蘇豫很好,但是架不住他身邊有那麼多的小妖精們,想着辦法要據爲己有呀。
“怎麼了?”林姐一向非常有眼力勁,瞧得向晚有些走神,趕忙開口詢問道。向晚咬着脣,對着林姐搖了搖頭,“我也不知道怎麼了,最近神情總是有些恍恍惚惚。”
不是不想把事情告訴給林姐知道,而是自己家裡的這點破事情,她是真不知道應該怎麼和一個外人說。而且她和林姐共事的時間很長,但是從來沒有聽她提起過家裡的事情,也從來沒有見過林姐的老公和孩子。
可是依着林姐的年齡看,早該有個孩子了呀。
“瞧瞧我這記性,都忘記你現在懷孕了。”林姐也笑了起來,“懷孕的時候吧,多少都喜歡胡思亂想,我當初有孩子的時候,也是這樣把全世界所有的女人,都當成了敵人……”
她說着說着,眼眸就暗淡了下來。向晚饒是遲鈍,也覺察出來了氣氛微微的不對。只能再尷尬地,將話題微微一轉,“不過林姐,您今天來找我,是有什麼事情嗎?還是說只是單純的敘舊聊天,最近事務所還好吧?”
她一連問了好多個問題,就盼望着林姐可以在這幾個問題當中,選擇出那麼一個兩個作爲合適的聊天題材,就把剛纔的事情一筆給帶過去了。

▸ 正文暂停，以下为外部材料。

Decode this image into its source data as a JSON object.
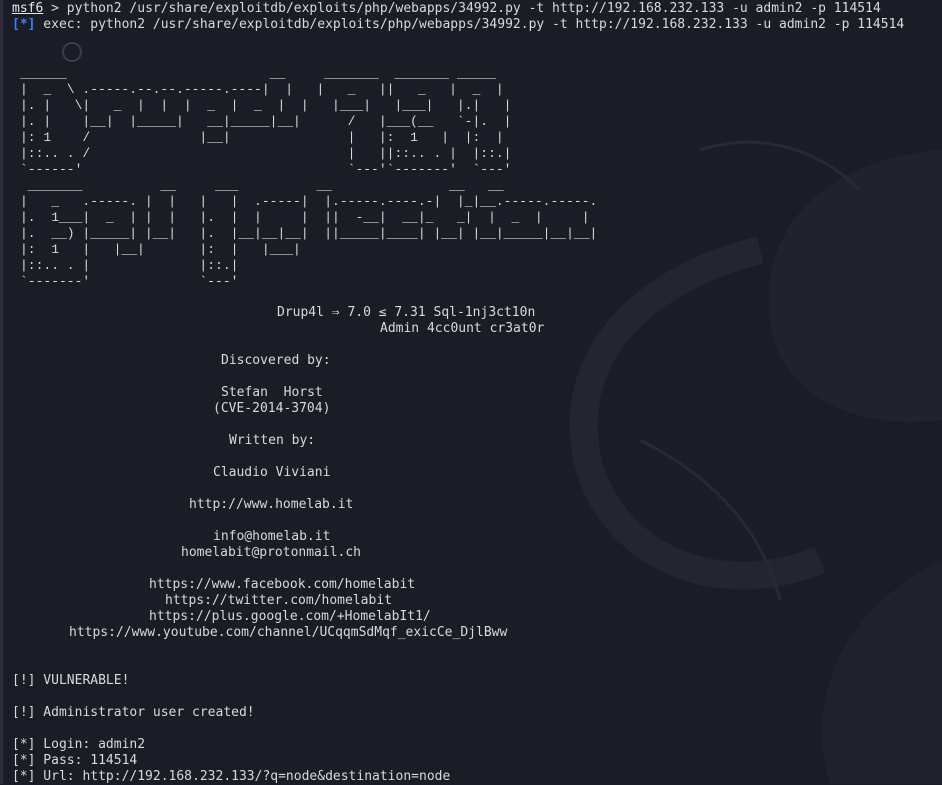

林姐點了點頭,雖然臉色還是有些遲疑不決,但是已經非常順從地將話題一轉。“也不是什麼大事情,主要是很久沒有和你見面了,有些想你罷了。最近事務所也沒有什麼事情,不過是有一樁處理婚後財產分割的案件,交給了我們。我就想起你跟在我手下,我們處理的第一場案件,就是這個。”
“是呀。”向晚回想了下,發現還真如此,陪着小心地對着林姐笑了笑,“你看,我都把這個忘記了。不過這類案子,本身應該不是很複雜吧。”
夫妻離婚之後的財產可以輕易的分割,但是情感不行。東西可以算得清是你的還是我的,但是總有些,是沒有辦法割裂的。
“是呀。挺簡單的。”林姐也感慨了一句。
“那林姐你爲什麼看上去還是有些愁眉不展呢?”向晚眨了眨眼睛,有些不解地看向林姐,林姐做律師的經驗非常豐富,在她手中處理的離婚案件,類似的財產分配問題,處理了沒有八百也有一千了,這類的問題,也說不上棘手呀。